Save A Life With Oral Cancer Awareness Month

Woman Showing Off Gums

Oral cancer is a less than common topic within the spheres of dental treatment, but nevertheless, it is estimated that at least 50,000 cases of oral cancers will be diagnosed in the US this year. Within those cases, at least 40 percent of people will not survive longer than five years, and those who do survive to tend to suffer from long-term issues such as severe facial disfigurement and difficulties with eating and speaking. Because of the location of this type of cancer, death rates remain high, often because they are discovered later in their development. 

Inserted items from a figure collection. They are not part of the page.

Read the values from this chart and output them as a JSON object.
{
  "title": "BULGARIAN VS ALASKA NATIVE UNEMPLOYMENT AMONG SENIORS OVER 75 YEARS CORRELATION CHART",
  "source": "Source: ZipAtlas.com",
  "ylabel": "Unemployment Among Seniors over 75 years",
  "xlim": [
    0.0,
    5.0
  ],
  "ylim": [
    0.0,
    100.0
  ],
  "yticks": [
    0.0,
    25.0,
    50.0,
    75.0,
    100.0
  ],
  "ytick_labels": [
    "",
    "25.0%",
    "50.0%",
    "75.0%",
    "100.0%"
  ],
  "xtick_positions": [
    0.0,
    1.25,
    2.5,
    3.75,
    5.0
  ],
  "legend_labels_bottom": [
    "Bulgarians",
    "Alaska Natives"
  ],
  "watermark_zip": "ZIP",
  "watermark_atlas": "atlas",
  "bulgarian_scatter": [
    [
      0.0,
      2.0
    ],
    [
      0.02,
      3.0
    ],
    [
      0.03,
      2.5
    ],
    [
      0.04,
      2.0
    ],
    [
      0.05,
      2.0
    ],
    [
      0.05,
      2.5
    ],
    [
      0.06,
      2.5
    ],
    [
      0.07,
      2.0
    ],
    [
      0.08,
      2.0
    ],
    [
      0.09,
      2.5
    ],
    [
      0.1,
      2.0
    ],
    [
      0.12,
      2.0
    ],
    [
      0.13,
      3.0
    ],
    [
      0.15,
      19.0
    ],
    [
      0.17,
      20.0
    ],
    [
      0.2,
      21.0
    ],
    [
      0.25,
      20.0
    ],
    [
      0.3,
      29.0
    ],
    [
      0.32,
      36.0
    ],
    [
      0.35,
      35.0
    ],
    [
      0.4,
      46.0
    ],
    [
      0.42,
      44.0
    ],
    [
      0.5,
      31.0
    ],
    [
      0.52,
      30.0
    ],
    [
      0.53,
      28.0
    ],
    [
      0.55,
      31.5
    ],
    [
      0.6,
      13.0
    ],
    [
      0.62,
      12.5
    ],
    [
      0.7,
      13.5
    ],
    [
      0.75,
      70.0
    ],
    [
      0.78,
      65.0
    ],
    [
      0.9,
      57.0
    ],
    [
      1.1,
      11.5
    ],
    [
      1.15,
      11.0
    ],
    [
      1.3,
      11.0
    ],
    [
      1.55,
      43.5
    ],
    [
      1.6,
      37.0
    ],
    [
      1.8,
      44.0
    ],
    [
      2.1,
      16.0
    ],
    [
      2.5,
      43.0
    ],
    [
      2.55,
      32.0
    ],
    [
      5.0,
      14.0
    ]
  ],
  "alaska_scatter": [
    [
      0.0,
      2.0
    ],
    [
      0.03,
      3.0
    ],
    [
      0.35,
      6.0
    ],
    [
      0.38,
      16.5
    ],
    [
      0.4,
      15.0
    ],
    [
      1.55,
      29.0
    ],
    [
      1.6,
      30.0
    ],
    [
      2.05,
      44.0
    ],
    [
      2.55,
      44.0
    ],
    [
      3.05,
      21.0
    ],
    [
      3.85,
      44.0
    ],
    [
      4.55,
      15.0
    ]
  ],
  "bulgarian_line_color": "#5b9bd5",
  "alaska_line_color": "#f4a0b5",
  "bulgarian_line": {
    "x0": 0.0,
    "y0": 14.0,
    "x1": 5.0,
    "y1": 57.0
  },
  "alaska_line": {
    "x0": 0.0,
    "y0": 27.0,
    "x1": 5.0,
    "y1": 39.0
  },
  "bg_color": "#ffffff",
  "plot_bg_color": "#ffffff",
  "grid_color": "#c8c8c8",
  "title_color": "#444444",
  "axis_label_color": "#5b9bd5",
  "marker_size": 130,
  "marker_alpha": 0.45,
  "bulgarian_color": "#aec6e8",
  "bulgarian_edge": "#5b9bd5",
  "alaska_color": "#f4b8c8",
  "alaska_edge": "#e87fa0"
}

Because of the severity of these cases and the ongoing problem oral cancer creates, April is considered Annual Oral Cancer Awareness Month. The Oral Cancer Foundation, a non-profit organization, composed of numerous academies, including the American Academy of Oral and Maxillofacial Pathology and the American Association of Oral and Maxillofacial Surgeons, joined up to help raise awareness about the importance of oral cancer screenings and early detection. 

The Urgent Symptoms of Oral Cancers

Because of the extensive effort it takes to track down and tackle conditions like oral cancer, the Oral Cancer Foundation provides people with a self-discovery initiative,, to encourage people to check for signs of oral cancer between dental visits regularly. But it’s also important to be aware of the health problems commonly associated with oral cancers to help define the symptoms and gain a better understanding of your health. 

Oral cancers that typically proceed after excessive, long-term tobacco or alcohol usage tend to include the following symptoms: 

  • Sores or ulcerations that do not heal within 14 days.
  • Red, black or white discolorations of the soft tissues
  • Abnormalities that bleed easily when touched.
  • Lumps or hard spots in the tissue, usually on the tongue.
  • Raised tissues or growths
  • A sore under dentures that, even after adjustment, does not heal.
  • Thickening lumps 
  • A painless, firm, fixated lump along the outside of the neck that has been there for at least two weeks.

Oral cancers typically created by the effects of an HPV infection tend to be associated with these symptoms: 

  • Hoarseness and sore throats that do not resolve.
  • A painless, firm, fixated lump on the outside of the neck.
  • Constant coughing that does not resolve.
  • Difficulty swallowing
  • An earache on one side that lasts longer than a few days.

Both outlined list of symptoms tends to have associated risk factors with them, including smoking, drinking, and sexually transmitted diseases. Those who are 50 and older tend to experience signs of oral cancer from drinking and smoking, but those younger who don’t smoke tend to often experience these forms of cancer due to the effects of HPV16, a virus that’s commonly known to affect the immune’s systems ability to treat infections.

Checking In With Your Dentist This Month

It’s important to make sure that you’ve received an oral cancer examination. Patients can easily ask about making oral cancer examinations a part of their regular dental checkups, and during oral cancer awareness month, many dentists will be providing free oral cancer screenings during the month of April.